Page 27 of Know No Fear


  ‘You are creatures of honour and reason,’ says Cxir. ‘You understand terms. That is why I refrained from seizing a death I was happy to embrace, and undertook this humiliation. I have come to offer you terms.’

  ‘You have one minute to express them,’ says Ventanus.
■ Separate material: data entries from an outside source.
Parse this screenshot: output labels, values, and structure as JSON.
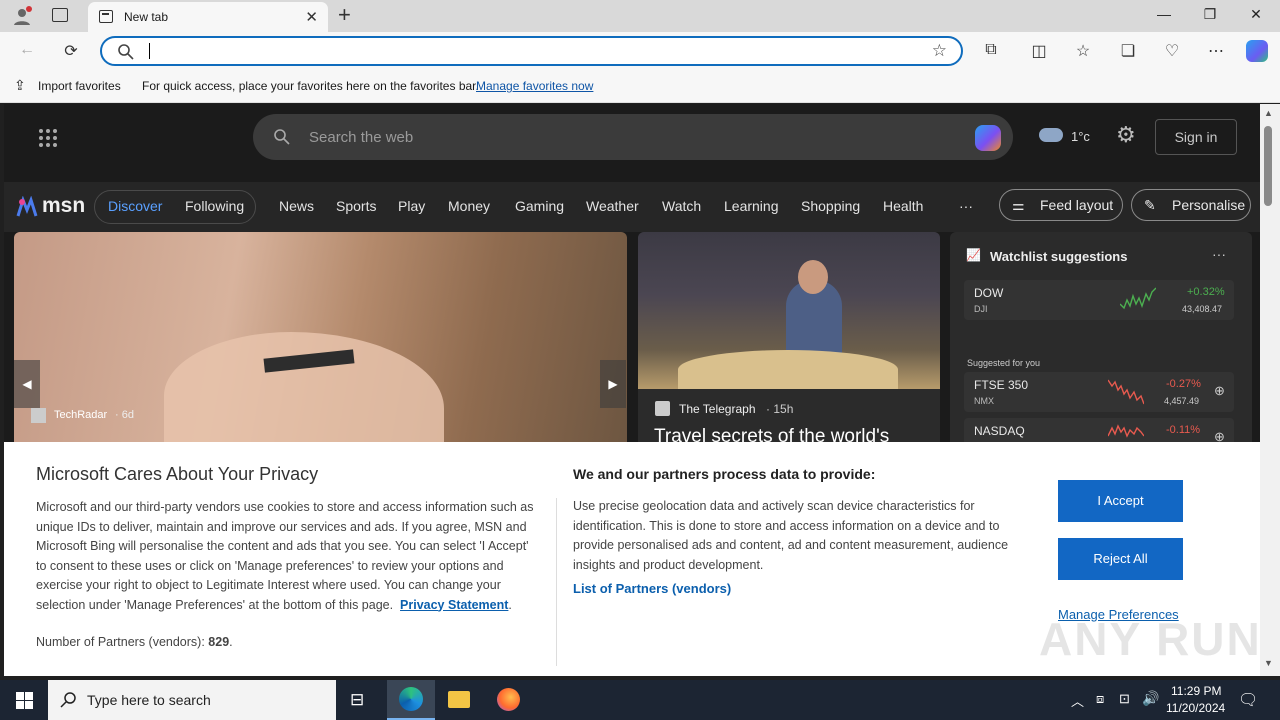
{
  "browser": {
    "tab_title": "New tab",
    "close_tab_glyph": "✕",
    "new_tab_glyph": "+",
    "window_controls": [
      "—",
      "❐",
      "✕"
    ],
    "address_value": "",
    "favorites_bar": {
      "import_label": "Import favorites",
      "message": "For quick access, place your favorites here on the favorites bar.",
      "link": "Manage favorites now"
    }
  },
  "msn": {
    "search_placeholder": "Search the web",
    "weather_temp": "1°c",
    "signin": "Sign in",
    "logo": "msn",
    "nav": [
      "Discover",
      "Following",
      "News",
      "Sports",
      "Play",
      "Money",
      "Gaming",
      "Weather",
      "Watch",
      "Learning",
      "Shopping",
      "Health",
      "···"
    ],
    "feed_layout": "Feed layout",
    "personalise": "Personalise",
    "hero": {
      "source": "TechRadar",
      "age": "6d"
    },
    "telegraph": {
      "source": "The Telegraph",
      "age": "15h",
      "headline": "Travel secrets of the world's"
    },
    "watchlist": {
      "title": "Watchlist suggestions",
      "more": "···",
      "suggested": "Suggested for you",
      "stocks": [
        {
          "symbol": "DOW",
          "exchange": "DJI",
          "change": "+0.32%",
          "value": "43,408.47",
          "color": "#4caf50"
        },
        {
          "symbol": "FTSE 350",
          "exchange": "NMX",
          "change": "-0.27%",
          "value": "4,457.49",
          "color": "#e85a4f"
        },
        {
          "symbol": "NASDAQ",
          "exchange": "",
          "change": "-0.11%",
          "value": "",
          "color": "#e85a4f"
        }
      ]
    }
  },
  "privacy": {
    "title": "Microsoft Cares About Your Privacy",
    "body": "Microsoft and our third-party vendors use cookies to store and access information such as unique IDs to deliver, maintain and improve our services and ads. If you agree, MSN and Microsoft Bing will personalise the content and ads that you see. You can select 'I Accept' to consent to these uses or click on 'Manage preferences' to review your options and exercise your right to object to Legitimate Interest where used.  You can change your selection under 'Manage Preferences' at the bottom of this page.",
    "privacy_link": "Privacy Statement",
    "count_label": "Number of Partners (vendors): ",
    "count_value": "829",
    "heading2": "We and our partners process data to provide:",
    "body2": "Use precise geolocation data and actively scan device characteristics for identification. This is done to store and access information on a device and to provide personalised ads and content, ad and content measurement, audience insights and product development.",
    "partners_link": "List of Partners (vendors)",
    "accept": "I Accept",
    "reject": "Reject All",
    "manage": "Manage Preferences"
  },
  "taskbar": {
    "search_placeholder": "Type here to search",
    "time": "11:29 PM",
    "date": "11/20/2024"
  },
  "watermark": "ANY RUN"
}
  ‘In failing to take the palace and destroy you,’ Cxir begins, ‘I have disappointed my field commander. Leptius Numinus was identified as a primary target. Do you understand what I’m saying, captain? Just because you’ve defeated my force, it will not prevent others from coming. At the time of my capture, Commander Foedral Fell was advancing on Leptius with his battlehost. They can’t be long away. Fell will crush you. You barely broke my force. His is twenty times the size. And he is not a creature of honour, captain, not as you understand the principle. Surrender now. Surrender to me, and I will vouch on your behalf. You, your forces here, their lives will be spared.’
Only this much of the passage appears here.